Banking in Cloud-First Strategy
“I don’t need a hard disk in my computer if I can get to the server faster… carrying around these non-connected computers is byzantine by comparison.” – Steve Jobs, late Co-founder and Chairman, Apple, Worldwide Developer Conference, 1997
Last year we talked about how banks should view cloud as an enabler for innovative technology implementation and not just see it as a commodity available for consumption. Recently, the mindset in the financial services industry has evolved and many progressive banks have started to build a coherent cloud strategy. According to IDG’s Enterprise Cloud Computing Survey, 2016, the typical IT department will have a portion of their apps and platforms (40%) residing in on premise systems by 2018.
While security concerns are still an area that need to be looked at closely – regulators are more open to relaxing some of the constraints around cloud deployments. Major cloud providers are also setting up data centers in different countries where regulations mandate that the data cannot reside in a space outside of its origin. Public cloud vendors like Amazon Web Services (AWS) and Microsoft Azure are becoming more compliance centric in order to cater to the requirements of the financial services industry, as a result of which, the push for banks to move to the public cloud has been strengthened – Microsoft has set up data centers in major Indian cities to tap into the financial services institutions that haven’t been able to use public cloud services on account of regulations around data sovereignty.
We recommend that banks should follow a three phase strategy for migrating to cloud in their transformation journey.

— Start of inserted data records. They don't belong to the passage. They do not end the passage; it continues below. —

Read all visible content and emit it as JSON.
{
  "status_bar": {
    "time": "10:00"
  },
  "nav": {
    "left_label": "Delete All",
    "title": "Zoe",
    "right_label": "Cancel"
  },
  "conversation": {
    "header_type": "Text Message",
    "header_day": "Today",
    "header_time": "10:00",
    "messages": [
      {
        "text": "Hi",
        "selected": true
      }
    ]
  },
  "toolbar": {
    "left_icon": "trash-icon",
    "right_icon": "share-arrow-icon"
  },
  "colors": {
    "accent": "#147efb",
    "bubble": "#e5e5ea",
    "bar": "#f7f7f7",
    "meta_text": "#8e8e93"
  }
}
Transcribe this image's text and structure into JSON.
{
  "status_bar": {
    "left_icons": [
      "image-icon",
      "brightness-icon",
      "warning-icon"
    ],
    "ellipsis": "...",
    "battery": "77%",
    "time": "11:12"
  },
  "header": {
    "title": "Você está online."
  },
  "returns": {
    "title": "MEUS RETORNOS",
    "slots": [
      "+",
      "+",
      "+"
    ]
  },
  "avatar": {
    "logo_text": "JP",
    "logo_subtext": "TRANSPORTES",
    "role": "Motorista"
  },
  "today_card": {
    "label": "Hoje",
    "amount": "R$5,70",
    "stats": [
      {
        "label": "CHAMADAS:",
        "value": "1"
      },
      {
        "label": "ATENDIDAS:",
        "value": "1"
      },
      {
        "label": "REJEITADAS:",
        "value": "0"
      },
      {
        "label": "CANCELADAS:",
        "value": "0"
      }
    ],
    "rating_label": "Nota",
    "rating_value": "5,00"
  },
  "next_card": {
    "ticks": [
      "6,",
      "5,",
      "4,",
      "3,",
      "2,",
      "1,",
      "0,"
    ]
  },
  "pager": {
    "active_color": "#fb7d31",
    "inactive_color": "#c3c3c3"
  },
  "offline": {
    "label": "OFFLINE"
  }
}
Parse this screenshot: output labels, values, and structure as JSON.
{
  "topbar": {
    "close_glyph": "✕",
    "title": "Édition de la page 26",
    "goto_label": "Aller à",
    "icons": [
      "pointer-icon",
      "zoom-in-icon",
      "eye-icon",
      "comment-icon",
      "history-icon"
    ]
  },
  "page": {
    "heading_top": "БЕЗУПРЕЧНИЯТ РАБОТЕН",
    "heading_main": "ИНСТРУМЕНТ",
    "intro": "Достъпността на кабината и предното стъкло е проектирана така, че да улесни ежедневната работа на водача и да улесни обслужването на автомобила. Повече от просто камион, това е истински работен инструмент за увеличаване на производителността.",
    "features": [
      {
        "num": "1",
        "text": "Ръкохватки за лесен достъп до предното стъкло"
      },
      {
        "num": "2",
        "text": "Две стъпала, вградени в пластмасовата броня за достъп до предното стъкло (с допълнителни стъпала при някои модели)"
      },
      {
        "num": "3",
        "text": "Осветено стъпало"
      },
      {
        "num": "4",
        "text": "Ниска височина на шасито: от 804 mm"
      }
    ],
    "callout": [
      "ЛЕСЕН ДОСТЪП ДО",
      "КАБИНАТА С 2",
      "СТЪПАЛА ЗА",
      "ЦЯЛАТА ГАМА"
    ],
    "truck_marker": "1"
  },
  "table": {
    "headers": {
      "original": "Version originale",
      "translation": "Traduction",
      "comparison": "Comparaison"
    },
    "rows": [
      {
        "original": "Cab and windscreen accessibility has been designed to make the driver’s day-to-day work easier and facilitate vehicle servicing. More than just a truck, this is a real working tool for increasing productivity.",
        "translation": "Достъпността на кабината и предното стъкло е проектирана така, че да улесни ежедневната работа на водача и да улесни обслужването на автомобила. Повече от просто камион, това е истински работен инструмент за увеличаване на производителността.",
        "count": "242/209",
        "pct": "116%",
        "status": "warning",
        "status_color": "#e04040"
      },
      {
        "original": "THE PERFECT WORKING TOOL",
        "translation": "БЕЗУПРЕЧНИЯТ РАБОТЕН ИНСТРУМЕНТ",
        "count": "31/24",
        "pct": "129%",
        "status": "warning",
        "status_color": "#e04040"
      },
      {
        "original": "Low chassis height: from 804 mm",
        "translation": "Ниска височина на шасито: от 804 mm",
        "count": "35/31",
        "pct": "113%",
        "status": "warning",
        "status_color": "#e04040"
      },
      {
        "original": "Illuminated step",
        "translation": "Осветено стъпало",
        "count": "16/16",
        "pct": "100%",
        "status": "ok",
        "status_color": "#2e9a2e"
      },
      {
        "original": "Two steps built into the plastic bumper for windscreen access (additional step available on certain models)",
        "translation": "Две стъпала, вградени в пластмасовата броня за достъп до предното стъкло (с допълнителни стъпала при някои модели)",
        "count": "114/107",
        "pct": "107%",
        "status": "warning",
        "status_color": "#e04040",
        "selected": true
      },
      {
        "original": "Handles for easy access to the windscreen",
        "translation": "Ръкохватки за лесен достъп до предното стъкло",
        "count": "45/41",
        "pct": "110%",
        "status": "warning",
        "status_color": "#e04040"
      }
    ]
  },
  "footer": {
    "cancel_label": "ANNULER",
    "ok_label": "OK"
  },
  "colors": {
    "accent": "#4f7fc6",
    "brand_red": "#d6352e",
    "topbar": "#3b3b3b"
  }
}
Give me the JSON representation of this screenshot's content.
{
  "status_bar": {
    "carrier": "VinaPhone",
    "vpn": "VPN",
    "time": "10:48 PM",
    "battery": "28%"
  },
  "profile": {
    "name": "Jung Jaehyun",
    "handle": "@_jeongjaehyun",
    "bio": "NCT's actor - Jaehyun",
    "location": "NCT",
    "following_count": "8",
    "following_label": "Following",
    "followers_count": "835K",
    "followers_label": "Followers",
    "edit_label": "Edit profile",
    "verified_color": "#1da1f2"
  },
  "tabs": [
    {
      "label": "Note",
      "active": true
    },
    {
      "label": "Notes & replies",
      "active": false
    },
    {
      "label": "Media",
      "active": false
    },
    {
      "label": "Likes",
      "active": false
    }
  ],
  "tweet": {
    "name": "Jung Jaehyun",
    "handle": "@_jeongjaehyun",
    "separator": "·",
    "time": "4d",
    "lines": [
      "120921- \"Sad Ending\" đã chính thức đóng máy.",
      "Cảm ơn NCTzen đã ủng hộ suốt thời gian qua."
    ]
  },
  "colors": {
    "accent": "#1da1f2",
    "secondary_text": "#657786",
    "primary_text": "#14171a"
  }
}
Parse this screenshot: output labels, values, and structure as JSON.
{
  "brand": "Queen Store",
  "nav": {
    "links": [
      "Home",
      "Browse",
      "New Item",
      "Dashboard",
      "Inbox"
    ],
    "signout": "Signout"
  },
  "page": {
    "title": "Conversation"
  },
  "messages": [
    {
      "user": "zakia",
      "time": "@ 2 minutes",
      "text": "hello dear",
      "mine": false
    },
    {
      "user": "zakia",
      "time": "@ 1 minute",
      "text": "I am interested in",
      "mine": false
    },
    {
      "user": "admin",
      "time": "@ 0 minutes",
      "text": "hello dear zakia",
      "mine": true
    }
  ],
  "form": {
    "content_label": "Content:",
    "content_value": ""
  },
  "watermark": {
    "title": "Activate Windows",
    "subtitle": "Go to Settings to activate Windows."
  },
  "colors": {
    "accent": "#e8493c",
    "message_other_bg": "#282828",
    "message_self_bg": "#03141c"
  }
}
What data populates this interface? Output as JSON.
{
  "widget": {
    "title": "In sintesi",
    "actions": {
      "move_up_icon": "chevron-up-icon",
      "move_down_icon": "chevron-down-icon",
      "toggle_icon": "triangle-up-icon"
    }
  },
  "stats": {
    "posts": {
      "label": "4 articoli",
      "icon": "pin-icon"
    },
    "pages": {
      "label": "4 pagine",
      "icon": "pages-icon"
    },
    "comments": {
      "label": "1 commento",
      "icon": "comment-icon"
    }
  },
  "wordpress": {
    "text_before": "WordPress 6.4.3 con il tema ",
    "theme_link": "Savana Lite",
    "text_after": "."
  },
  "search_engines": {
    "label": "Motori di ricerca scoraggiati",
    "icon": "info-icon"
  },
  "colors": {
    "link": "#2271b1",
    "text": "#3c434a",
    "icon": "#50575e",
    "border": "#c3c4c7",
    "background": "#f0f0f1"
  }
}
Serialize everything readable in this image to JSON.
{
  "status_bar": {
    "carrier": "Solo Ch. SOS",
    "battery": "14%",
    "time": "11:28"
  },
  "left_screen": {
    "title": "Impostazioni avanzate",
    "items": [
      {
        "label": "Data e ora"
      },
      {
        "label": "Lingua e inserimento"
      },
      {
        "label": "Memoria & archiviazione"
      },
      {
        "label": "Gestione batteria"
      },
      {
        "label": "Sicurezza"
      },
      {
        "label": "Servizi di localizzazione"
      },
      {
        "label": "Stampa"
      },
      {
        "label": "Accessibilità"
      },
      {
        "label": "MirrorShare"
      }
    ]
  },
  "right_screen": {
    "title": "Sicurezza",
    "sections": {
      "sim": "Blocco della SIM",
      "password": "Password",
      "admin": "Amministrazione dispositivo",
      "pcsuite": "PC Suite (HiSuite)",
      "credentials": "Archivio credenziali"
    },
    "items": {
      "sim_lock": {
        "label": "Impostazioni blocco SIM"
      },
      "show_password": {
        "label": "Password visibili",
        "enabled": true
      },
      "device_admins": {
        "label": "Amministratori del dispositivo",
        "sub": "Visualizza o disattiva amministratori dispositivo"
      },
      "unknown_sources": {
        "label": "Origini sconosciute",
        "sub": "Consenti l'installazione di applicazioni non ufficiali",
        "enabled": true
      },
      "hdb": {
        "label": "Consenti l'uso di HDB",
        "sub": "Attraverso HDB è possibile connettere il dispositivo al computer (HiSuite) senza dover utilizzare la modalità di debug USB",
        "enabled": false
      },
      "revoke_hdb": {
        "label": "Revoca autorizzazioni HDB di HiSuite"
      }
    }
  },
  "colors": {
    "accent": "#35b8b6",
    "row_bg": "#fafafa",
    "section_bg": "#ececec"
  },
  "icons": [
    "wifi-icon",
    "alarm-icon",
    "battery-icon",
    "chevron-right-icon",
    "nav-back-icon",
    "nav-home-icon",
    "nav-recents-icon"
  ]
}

The initial phase will be to test the waters and move non-critical environments, for example development and test environments, into the cloud. Banks can then implement hybrid cloud models to process peak loads with cloud-burst techniques, while continuing to process routine operations in-house. Progressive banks will leverage cloud techniques to optimize infrastructure investments and performance – for e.g DBS Bank recently announced that it will be running its cloud native applications on Pivotal Cloud Foundry. While not every legacy app might make it to the cloud, all new applications will be ‘cloud-first,’ which will mark the beginning of the third phase for cloud migration. New infrastructure and applications will be launched cloud first by design that is mandated by flexibility, scalability and ecosystem requirements. In case of existing applications, banks will have to re-design, and not just re-deploy these applications while adopting the cloud to provide a platform for innovation.
Whether banks like it or not, the new world with its open ecosystem will be banking on the cloud. The disruptive technologies that are the changing the face of business – big data blockchain, artificial intelligence (AI), IoT – will be powered by cloud computing. For example, Capital One Financial Corp. is using AWS to enable efficient development and deployment of the latest applications. Metro Bank has also recently moved its IT infrastructure to the cloud to keep up with the latest technologies and increase its business agility. With cloud as an enabler, banks are offering their APIs to the third-party developer ecosystem for creating innovative solutions for their clients. Cloud is no longer a second thought, but an essential strategy for banks to reinvent themselves as a truly modernized financial institution.